North Carolina is not one of the 13 states that allow medical marijuana.
But doctors are allowed to talk about medical marijuana use with patients under court rulings that considered the issue a free speech right.
“The First Amendment allows them to discuss it even though use of marijuana itself is illegal,” said Jean Marlowe, executive director of the North Carolina Cannabis Patient Network, which lobbied for a bill this year in Raleigh to make medical marijuana legal in the state. “That right of free speech extends throughout the United States.”
The case, Conant v. Walters, reached the federal Court of Appeals, and the Supreme Court let the earlier decisions stand. It came after California and Arizona began to allow medical marijuana use though the drug still is illegal under federal law.
The federal government was blocked from revoking a physician’s license or investigating a physician because the doctor recommended medical marijuana for a patient.

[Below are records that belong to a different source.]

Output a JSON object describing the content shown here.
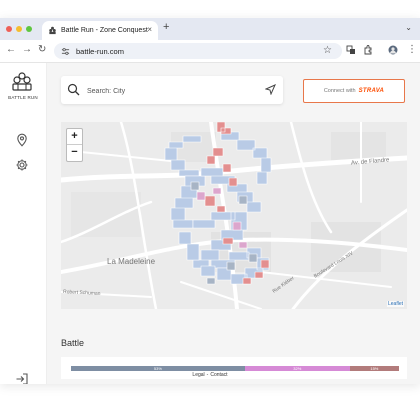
{
  "browser": {
    "tab_title": "Battle Run - Zone Conquest",
    "new_tab": "+",
    "tab_close": "×",
    "url": "battle-run.com",
    "traffic_lights": [
      "#ee5f57",
      "#f5bd2f",
      "#5fc640"
    ]
  },
  "sidebar": {
    "logo_text": "BATTLE RUN",
    "icons": [
      "location-pin-icon",
      "settings-gear-icon",
      "logout-icon"
    ]
  },
  "search": {
    "placeholder": "Search: City"
  },
  "strava": {
    "prefix": "Connect with",
    "brand": "STRAVA",
    "color": "#fc4c02"
  },
  "map": {
    "zoom_in": "+",
    "zoom_out": "−",
    "labels": [
      "Av. de Flandre",
      "La Madeleine",
      "Robert Schuman",
      "Rue Kléber",
      "Boulevard Louis XIV"
    ],
    "attribution": "Leaflet",
    "colors": {
      "zone_blue": "#b4c8e6",
      "zone_red": "#e48a8a",
      "zone_pink": "#dba2cc",
      "zone_gray": "#a9b6c6"
    }
  },
  "battle": {
    "title": "Battle",
    "segments": [
      {
        "label": "53%",
        "value": 53,
        "color": "#7e8ea3"
      },
      {
        "label": "32%",
        "value": 32,
        "color": "#d68ad6"
      },
      {
        "label": "15%",
        "value": 15,
        "color": "#b27b7b"
      }
    ]
  },
  "footer": {
    "legal": "Legal",
    "separator": "-",
    "contact": "Contact"
  }
}
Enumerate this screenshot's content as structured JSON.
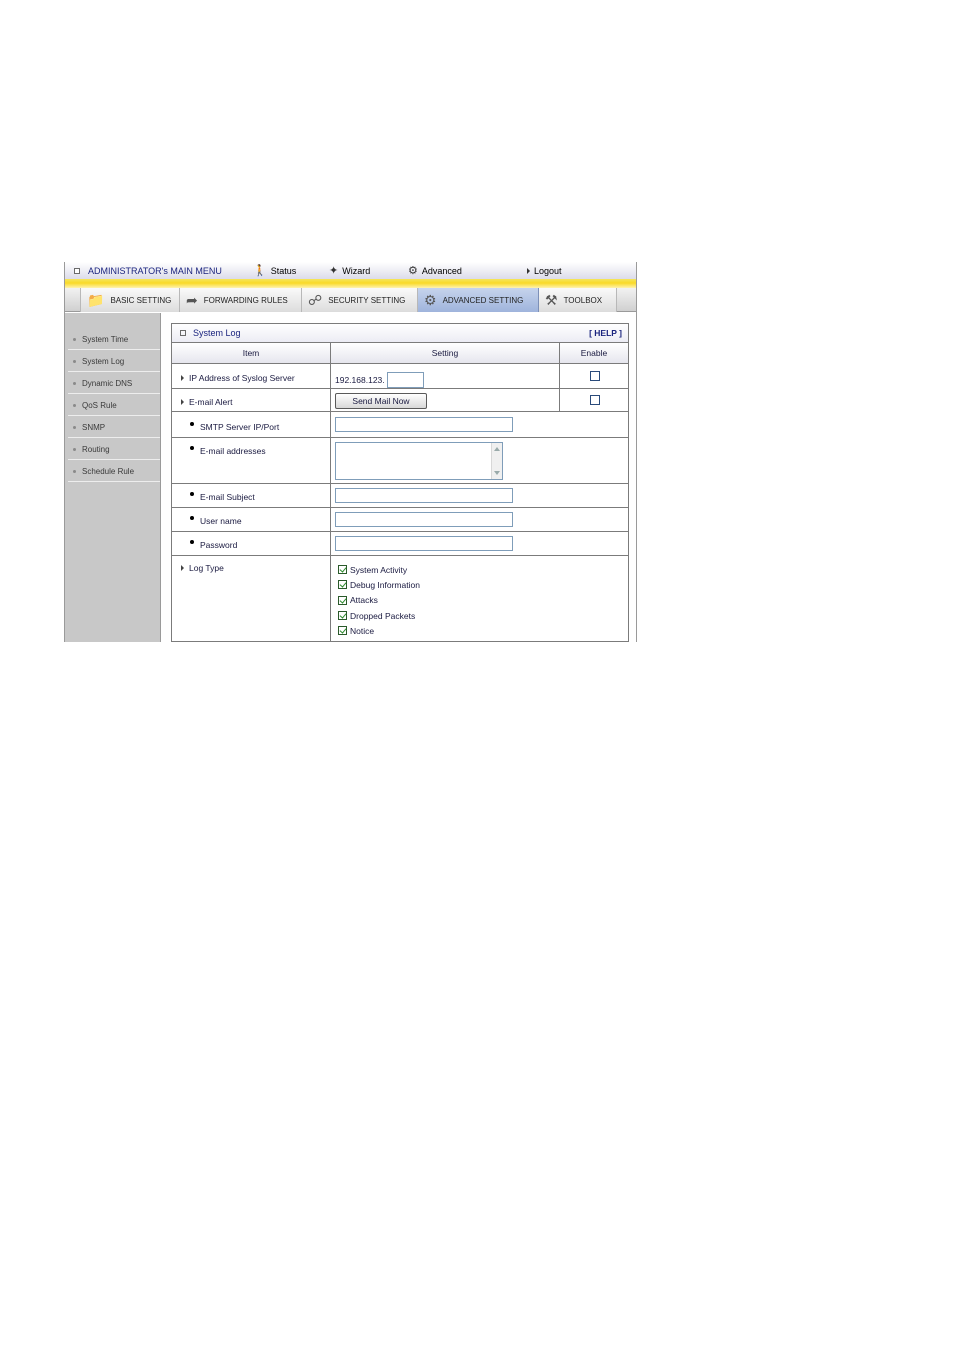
{
  "topmenu": {
    "admin": "ADMINISTRATOR's MAIN MENU",
    "status": "Status",
    "wizard": "Wizard",
    "advanced": "Advanced",
    "logout": "Logout"
  },
  "tabs": [
    {
      "label": "BASIC SETTING",
      "icon": "folder-icon"
    },
    {
      "label": "FORWARDING RULES",
      "icon": "forwarding-icon"
    },
    {
      "label": "SECURITY SETTING",
      "icon": "security-icon"
    },
    {
      "label": "ADVANCED SETTING",
      "icon": "advanced-icon",
      "active": true
    },
    {
      "label": "TOOLBOX",
      "icon": "toolbox-icon"
    }
  ],
  "sidebar": {
    "items": [
      {
        "label": "System Time"
      },
      {
        "label": "System Log"
      },
      {
        "label": "Dynamic DNS"
      },
      {
        "label": "QoS Rule"
      },
      {
        "label": "SNMP"
      },
      {
        "label": "Routing"
      },
      {
        "label": "Schedule Rule"
      }
    ]
  },
  "panel": {
    "title": "System Log",
    "help": "[ HELP ]",
    "headers": {
      "item": "Item",
      "setting": "Setting",
      "enable": "Enable"
    },
    "syslog": {
      "label": "IP Address of Syslog Server",
      "prefix": "192.168.123.",
      "value": "",
      "enabled": false
    },
    "email_alert": {
      "label": "E-mail Alert",
      "button": "Send Mail Now",
      "enabled": false
    },
    "smtp": {
      "label": "SMTP Server IP/Port",
      "value": ""
    },
    "addresses": {
      "label": "E-mail addresses",
      "value": ""
    },
    "subject": {
      "label": "E-mail Subject",
      "value": ""
    },
    "username": {
      "label": "User name",
      "value": ""
    },
    "password": {
      "label": "Password",
      "value": ""
    },
    "logtype": {
      "label": "Log Type",
      "options": [
        {
          "label": "System Activity",
          "checked": true
        },
        {
          "label": "Debug Information",
          "checked": true
        },
        {
          "label": "Attacks",
          "checked": true
        },
        {
          "label": "Dropped Packets",
          "checked": true
        },
        {
          "label": "Notice",
          "checked": true
        }
      ]
    }
  },
  "colors": {
    "accent_yellow": "#f9d928",
    "link_navy": "#1a237e",
    "sidebar_gray": "#c8c8c8",
    "active_tab": "#9fb4dc"
  }
}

The court opinions stated the federal government could regulate drug possession but not patient-doctor discussion about it.

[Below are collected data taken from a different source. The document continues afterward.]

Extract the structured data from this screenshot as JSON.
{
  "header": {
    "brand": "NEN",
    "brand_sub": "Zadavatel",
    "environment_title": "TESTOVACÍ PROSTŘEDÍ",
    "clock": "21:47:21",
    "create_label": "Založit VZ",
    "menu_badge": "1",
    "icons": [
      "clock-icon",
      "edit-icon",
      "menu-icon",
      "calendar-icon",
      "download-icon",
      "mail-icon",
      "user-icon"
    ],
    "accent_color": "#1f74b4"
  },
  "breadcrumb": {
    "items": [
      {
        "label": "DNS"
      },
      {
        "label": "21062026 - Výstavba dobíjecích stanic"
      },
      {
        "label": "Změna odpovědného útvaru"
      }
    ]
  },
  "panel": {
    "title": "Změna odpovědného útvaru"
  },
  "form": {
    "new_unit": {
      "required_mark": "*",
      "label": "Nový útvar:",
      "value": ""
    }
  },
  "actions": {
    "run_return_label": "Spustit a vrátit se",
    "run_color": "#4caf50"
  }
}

So doctors can discuss the risks and benefits of medical marijuana with patients.
Doctors cannot, however, prescribe medical marijuana or help patients in obtaining marijuana.
A bill to protect North Carolina residents using medical marijuana and doctors recommending it for certain patients was introduced this year in the state legislature. It had a hearing, but sponsors said there was not enough support to push for a vote.